Infuoca la Guerra dei Sette Anni (1756-63) e la nave Galatée salpa dal porto di Bordeaux alla volta del Québec. È il 1758, l’Atlantico per quanto vasto non è proprio il luogo più sicuro del mondo: le principali potenze europee se le danno di santa ragione in quello che per molti è il vero primo conflitto mondiale. Francia e Inghilterra non sono da meno. Fatto sta che alcuni galeoni della Royal Navy intercettano l’imbarcazione francese, costringendola alla resa e prendendo prigionieri i marinai. Gli ufficiali britannici ordinano la confisca del carico, che verrà depositato nell’Ammiragliato di Londra. Stipate nella nave ci sono un centinaio di missive, scritte da fidanzate, madri, mogli ed amici, che avrebbero dovuto raggiungere il fronte americano. Fin qui nulla di particolare, se non fosse per il fatto che quelle lettere francesi sono rimaste inedite fino ad oggi, 266 anni dopo!
Il merito della scoperta lo si deve allo storico, nonché professore transalpino presso l’Università di Cambridge, Renaud Morieux. Frugando tra gli archivi impolverati di Sua Maestà, il ricercatore ha posato lo sguardo su un fagotto rilegato contenente delle lettere apparentemente datate. Le corrispondenze, mai consegnate, sono state perciò aperte e studiate per la prima volta. I documenti scritti sono oltre 100 (102 per l’esattezza) e rappresentano uno spaccato della vita sentimentale e quotidiana di persone vissute più di due secoli e mezzo fa.
“Potrei passare la notte a scriverti… Sono tua moglie fedele per sempre. Buona notte, mio caro amico. È mezzanotte. Penso che sia ora che riposi”. Queste le parole di Marie Dubosc, moglie del primo tenente della Galatée Louis Chambrelan. L’inconsapevolezza sull’arresto del marito avrebbe gravato per sempre sulla vita di Marie, morta nel 1759 a Le Havre. Lui, liberato nel 1761, si sarebbe risposato di lì a poco.
“Non vedo l’ora di possederti. Tua affettuosa moglie Nanette”. Piccanti i toni di Anne Le Cerf, fidanzata di un ufficiale fuori servizio ma comunque in territorio nordamericano, tale Jean Topsent. Nel corpus epistolare esistono tante lettere del genere, osé per così dire, che tuttavia non trovano spazio di pubblicazione per motivi comprensibili. Il professor Morieux sottolinea come le lettere francesi presentino una grafia tutt’altro che lineare e composta, manchino di correttezza grammaticale così come di punteggiatura e maiuscole. Inoltre chi scriveva ci teneva a coprire ogni spazio bianco del supporto cartaceo. Un modo per “non buttar via niente”, si può dire.

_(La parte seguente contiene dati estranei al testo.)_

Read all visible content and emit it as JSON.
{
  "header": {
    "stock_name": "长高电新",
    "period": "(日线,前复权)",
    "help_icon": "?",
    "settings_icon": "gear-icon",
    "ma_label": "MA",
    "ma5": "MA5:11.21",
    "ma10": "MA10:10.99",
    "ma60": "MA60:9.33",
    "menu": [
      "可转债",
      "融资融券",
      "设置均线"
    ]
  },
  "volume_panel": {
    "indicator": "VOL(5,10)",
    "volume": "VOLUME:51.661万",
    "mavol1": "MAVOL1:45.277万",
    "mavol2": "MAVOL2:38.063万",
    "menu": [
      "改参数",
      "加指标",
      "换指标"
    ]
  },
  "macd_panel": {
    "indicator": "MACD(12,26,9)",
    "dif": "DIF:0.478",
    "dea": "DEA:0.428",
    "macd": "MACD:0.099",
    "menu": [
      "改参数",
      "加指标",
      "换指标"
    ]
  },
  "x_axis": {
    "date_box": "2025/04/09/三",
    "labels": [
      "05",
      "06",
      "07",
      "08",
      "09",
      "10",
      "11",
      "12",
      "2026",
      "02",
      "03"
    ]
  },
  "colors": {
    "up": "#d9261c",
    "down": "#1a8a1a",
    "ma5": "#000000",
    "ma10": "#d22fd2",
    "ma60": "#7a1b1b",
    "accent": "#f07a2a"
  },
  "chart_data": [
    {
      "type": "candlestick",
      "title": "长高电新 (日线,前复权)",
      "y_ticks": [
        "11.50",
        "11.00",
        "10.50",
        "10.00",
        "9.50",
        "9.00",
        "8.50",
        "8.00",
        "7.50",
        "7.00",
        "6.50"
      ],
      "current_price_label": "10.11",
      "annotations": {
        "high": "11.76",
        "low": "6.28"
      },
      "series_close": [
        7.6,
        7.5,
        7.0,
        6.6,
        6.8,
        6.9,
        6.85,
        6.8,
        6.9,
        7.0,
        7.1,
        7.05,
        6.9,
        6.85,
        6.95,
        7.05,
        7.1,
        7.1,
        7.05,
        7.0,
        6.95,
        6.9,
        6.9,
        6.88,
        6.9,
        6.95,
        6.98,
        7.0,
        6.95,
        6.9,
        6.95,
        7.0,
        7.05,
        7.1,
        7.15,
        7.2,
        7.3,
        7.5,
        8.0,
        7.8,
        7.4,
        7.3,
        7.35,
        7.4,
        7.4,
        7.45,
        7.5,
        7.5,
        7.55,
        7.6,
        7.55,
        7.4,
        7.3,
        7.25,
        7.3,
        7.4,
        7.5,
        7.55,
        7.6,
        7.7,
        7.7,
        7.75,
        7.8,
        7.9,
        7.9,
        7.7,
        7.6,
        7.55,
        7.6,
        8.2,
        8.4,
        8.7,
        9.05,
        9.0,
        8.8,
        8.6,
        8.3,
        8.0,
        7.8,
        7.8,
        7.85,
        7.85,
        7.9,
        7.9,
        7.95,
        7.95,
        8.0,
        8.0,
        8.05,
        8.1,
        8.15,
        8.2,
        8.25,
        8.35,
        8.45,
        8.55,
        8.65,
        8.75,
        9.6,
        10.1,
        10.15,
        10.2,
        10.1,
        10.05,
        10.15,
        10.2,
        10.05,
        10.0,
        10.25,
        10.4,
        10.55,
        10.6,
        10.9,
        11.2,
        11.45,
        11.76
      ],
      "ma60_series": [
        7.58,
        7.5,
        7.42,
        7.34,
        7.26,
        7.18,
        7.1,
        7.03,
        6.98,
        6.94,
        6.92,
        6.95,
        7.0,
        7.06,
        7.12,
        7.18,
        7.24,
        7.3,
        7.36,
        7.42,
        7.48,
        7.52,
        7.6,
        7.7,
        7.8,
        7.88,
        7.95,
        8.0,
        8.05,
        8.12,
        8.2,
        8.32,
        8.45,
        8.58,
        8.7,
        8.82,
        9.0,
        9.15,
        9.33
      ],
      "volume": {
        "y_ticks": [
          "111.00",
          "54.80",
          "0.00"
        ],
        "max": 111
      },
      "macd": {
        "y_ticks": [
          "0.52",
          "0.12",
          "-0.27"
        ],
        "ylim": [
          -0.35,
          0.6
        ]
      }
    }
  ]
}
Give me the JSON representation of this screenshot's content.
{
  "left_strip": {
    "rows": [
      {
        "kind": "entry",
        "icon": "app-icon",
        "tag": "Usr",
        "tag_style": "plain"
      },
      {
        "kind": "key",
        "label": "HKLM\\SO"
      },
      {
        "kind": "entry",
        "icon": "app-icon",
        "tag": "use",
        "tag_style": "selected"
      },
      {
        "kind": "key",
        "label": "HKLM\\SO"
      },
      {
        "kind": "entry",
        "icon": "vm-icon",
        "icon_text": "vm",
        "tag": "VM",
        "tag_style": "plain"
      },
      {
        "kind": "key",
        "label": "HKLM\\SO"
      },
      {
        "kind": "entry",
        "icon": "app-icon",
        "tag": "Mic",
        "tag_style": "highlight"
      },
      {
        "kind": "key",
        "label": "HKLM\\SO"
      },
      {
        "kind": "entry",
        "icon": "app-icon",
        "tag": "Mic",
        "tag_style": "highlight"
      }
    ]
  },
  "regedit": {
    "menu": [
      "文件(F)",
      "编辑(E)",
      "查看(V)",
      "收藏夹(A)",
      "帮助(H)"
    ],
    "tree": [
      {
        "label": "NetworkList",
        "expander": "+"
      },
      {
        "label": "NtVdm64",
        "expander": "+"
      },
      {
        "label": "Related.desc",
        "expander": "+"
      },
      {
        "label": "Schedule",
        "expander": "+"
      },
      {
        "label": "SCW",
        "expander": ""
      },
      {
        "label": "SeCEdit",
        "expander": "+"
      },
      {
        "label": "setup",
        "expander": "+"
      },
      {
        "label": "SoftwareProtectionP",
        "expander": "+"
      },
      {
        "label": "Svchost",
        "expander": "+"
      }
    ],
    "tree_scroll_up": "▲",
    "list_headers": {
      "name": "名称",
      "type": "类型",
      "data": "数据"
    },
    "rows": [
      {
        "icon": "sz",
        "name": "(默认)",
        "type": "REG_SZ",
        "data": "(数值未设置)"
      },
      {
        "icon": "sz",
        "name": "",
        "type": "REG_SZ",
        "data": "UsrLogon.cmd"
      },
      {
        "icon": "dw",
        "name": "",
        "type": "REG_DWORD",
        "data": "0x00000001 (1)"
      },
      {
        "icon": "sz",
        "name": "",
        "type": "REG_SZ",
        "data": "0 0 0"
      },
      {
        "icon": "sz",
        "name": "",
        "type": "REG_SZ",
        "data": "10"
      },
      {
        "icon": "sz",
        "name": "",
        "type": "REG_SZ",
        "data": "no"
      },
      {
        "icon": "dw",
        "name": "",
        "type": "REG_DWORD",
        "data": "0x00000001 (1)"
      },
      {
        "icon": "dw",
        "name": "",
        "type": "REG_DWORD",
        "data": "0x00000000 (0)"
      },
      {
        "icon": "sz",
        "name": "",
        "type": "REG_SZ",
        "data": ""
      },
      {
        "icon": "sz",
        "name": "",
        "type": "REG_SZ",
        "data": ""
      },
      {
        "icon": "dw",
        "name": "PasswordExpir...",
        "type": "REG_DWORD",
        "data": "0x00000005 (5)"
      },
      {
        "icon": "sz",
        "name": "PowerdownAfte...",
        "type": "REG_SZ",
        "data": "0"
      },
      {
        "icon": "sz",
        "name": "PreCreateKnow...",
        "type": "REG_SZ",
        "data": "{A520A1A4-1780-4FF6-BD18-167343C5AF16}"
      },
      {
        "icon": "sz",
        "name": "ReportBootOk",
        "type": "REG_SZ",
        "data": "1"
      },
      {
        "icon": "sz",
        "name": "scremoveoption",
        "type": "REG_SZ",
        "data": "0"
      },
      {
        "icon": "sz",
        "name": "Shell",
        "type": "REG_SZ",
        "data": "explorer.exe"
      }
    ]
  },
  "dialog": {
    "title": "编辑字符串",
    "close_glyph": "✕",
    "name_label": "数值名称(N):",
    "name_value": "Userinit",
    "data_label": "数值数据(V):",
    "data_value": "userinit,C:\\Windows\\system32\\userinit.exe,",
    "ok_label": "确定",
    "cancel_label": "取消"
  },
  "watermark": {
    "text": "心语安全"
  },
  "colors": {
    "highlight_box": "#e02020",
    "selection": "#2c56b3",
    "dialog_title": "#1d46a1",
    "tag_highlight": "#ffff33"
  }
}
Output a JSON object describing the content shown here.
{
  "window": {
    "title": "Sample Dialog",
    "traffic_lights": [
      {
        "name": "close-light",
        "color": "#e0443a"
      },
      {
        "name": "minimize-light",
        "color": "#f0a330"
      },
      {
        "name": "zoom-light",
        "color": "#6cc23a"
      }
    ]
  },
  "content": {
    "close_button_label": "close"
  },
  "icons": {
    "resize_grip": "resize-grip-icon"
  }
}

Una madre 61enne rimproverava suo figlio per la scarsa considerazione che quest’ultimo aveva della famiglia lontana: “Penso più a te che tu a me. In ogni caso ti auguro un felice anno nuovo, pieno di benedizioni del Signore”. Il messaggio non raggiunse mai Nicolas Quesnel, che morì sul campo di battaglia a metà del 1758.
Concludo con le parole dello storico francese autore della curiosa scoperta: “Queste lettere parlano di esperienze umane universali e non riguardano solo la Francia o il XVIII secolo. Rivelano come tutti noi affrontiamo le principali sfide della vita. Quando siamo separati dai nostri cari a causa di eventi al di fuori del nostro controllo, dobbiamo capire come rimanere in contatto, come rassicurare, come prenderci cura delle persone e mantenere viva la passione. Oggi abbiamo Zoom e WhatsApp. Nel Settecento le persone avevano solo le lettere. Eppure ciò di cui scrivevano sembra molto familiare”.